Infelizmente, o jogo sofre de outro defeito que salta aos olhos: a qualidade de seus modelos 3D. Os protagonistas são satisfatórios, ainda que pouco criativos. Quantos títulos protagonizados por coelhos antropomórficos existem por aí? Por outro lado, se você esperava que o macaco Wrench tivesse alguma utilidade ou personalidade, lamento informar que o pobre símio só tem duas funções no jogo: servir de porrete para bater nos inimigos e ser girado como uma hélice de helicóptero, para se manter no ar por um tempo maior.

O problema maior aparece fora do trio de protagonistas. Os vilões das ruas e alguns NPCs são motivo de vergonha alheia. A lhama presente em todos os mapas parece que fugiu de um pesadelo e, sem a descrição de que se trata de uma lhama, jamais seria capaz de identificar sua natureza.
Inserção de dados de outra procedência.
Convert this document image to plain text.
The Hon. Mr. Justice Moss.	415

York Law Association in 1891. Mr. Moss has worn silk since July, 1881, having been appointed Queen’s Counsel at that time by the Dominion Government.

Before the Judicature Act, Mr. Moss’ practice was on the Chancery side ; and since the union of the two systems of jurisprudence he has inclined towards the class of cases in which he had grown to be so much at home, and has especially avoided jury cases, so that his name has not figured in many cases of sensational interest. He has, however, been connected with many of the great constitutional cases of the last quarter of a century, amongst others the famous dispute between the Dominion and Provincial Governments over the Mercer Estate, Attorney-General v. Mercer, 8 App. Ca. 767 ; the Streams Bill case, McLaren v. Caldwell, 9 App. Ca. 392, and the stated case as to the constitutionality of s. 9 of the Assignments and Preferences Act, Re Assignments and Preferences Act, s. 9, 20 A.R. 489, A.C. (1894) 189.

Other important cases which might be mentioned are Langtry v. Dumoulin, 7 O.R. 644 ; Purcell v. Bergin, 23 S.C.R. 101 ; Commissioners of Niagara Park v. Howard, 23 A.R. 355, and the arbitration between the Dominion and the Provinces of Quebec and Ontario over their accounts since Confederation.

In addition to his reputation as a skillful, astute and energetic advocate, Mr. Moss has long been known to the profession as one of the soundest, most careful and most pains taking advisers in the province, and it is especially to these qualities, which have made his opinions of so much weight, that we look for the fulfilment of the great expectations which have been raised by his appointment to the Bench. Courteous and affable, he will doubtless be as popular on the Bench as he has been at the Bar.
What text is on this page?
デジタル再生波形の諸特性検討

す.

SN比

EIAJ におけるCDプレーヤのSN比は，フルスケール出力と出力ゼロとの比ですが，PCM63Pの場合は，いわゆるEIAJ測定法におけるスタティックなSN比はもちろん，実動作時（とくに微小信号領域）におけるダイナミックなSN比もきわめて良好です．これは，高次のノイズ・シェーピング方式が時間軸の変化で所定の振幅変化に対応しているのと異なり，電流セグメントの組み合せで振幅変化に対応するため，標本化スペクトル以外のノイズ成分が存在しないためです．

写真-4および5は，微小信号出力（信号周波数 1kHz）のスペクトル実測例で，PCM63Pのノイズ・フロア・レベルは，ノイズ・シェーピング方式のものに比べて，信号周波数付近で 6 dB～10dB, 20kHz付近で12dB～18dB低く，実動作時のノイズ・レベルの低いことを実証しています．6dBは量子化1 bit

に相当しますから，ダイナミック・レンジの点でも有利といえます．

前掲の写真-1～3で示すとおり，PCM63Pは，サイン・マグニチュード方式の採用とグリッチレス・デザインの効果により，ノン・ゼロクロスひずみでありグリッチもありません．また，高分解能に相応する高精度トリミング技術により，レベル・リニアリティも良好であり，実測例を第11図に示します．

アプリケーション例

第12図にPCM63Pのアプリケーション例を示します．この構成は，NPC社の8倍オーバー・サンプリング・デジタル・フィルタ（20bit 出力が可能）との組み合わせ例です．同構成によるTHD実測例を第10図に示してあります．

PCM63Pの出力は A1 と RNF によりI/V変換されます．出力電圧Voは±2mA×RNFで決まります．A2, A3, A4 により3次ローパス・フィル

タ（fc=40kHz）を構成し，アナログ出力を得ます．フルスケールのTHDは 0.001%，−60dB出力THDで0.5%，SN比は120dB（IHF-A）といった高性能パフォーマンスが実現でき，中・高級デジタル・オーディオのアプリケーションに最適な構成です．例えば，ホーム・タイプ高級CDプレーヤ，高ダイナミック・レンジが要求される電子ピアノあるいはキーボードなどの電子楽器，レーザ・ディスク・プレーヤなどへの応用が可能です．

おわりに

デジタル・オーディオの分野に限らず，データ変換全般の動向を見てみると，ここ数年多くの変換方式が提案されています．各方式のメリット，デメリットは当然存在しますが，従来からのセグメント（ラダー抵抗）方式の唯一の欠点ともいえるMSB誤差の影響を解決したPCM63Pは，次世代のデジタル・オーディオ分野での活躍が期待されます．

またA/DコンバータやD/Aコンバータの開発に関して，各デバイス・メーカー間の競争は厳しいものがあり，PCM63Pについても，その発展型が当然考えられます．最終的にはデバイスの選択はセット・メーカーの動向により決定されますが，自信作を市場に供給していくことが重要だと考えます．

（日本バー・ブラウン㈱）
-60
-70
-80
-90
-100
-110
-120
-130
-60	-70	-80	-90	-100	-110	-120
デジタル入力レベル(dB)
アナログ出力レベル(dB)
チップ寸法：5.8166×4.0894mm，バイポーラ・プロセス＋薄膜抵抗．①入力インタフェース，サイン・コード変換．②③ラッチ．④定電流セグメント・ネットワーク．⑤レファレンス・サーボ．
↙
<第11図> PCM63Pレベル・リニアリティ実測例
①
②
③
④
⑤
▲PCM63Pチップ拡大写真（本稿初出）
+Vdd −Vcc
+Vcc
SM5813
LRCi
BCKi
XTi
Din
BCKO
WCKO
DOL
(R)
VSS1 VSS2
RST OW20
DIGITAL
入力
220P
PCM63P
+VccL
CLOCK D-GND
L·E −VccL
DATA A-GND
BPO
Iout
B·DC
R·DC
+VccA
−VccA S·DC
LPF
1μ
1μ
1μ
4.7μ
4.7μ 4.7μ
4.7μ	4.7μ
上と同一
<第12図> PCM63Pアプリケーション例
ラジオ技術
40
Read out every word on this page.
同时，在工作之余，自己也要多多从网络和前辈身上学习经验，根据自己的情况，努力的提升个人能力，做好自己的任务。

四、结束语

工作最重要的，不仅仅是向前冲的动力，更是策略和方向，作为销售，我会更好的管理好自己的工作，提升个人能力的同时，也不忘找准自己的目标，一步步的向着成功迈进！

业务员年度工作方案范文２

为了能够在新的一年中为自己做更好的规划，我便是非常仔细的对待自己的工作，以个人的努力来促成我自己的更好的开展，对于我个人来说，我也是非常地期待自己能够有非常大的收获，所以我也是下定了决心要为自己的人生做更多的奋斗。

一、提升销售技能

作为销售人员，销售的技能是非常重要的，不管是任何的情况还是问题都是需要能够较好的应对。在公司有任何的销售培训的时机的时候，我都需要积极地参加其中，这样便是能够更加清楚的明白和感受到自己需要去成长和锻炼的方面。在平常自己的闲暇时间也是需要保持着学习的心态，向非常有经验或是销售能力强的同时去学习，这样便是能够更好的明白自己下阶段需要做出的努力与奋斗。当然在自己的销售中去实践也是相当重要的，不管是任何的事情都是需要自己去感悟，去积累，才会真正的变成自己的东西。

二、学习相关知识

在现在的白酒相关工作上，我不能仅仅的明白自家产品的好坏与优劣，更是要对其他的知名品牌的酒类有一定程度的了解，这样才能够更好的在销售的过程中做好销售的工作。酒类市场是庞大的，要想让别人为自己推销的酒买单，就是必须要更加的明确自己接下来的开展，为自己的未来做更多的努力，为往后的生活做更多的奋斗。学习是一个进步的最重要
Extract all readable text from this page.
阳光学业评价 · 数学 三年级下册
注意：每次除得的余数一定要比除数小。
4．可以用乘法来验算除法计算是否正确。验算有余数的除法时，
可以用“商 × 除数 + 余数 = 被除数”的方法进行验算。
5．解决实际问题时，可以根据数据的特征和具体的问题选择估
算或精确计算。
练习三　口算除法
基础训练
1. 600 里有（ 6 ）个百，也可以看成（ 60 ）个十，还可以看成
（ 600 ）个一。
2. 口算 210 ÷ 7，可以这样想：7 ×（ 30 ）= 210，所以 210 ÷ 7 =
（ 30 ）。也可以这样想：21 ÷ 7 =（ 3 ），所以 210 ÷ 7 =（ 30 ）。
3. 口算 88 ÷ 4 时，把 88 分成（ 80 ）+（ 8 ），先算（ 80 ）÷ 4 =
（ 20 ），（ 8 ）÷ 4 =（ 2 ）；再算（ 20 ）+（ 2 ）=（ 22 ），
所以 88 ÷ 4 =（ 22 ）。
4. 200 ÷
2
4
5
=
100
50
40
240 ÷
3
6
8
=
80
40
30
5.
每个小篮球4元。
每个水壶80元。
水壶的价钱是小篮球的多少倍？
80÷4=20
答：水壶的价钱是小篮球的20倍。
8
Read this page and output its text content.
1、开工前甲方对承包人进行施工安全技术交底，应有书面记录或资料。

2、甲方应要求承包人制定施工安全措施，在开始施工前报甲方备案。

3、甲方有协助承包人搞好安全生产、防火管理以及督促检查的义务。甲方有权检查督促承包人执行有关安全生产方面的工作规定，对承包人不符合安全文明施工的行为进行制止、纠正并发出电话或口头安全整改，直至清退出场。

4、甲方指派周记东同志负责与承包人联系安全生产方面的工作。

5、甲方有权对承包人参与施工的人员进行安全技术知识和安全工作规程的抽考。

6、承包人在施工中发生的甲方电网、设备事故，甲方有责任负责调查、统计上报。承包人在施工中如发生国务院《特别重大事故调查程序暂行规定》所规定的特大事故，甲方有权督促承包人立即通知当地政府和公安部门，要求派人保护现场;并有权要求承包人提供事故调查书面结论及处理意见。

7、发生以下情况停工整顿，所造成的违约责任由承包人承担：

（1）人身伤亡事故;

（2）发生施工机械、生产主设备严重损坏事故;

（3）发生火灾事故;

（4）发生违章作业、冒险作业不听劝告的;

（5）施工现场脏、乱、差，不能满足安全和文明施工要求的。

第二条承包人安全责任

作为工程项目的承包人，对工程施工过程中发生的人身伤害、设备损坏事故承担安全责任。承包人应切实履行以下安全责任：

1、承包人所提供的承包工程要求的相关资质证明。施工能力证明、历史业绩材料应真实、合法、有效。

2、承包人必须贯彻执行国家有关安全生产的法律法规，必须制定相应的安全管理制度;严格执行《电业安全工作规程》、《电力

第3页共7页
A música do jogo também não ajuda, com melodias repetitivas e nada envolventes. Ainda que haja um cuidado de se apresentar faixas temáticas (como o jazz maroto que toca na fase da América dos anos 20), a qualidade está no mínimo do mínimo, até que começa a tocar novamente e novamente e se torna irritante. Os sons que simulam diálogos também tiram a vontade de interagir com os NPCs.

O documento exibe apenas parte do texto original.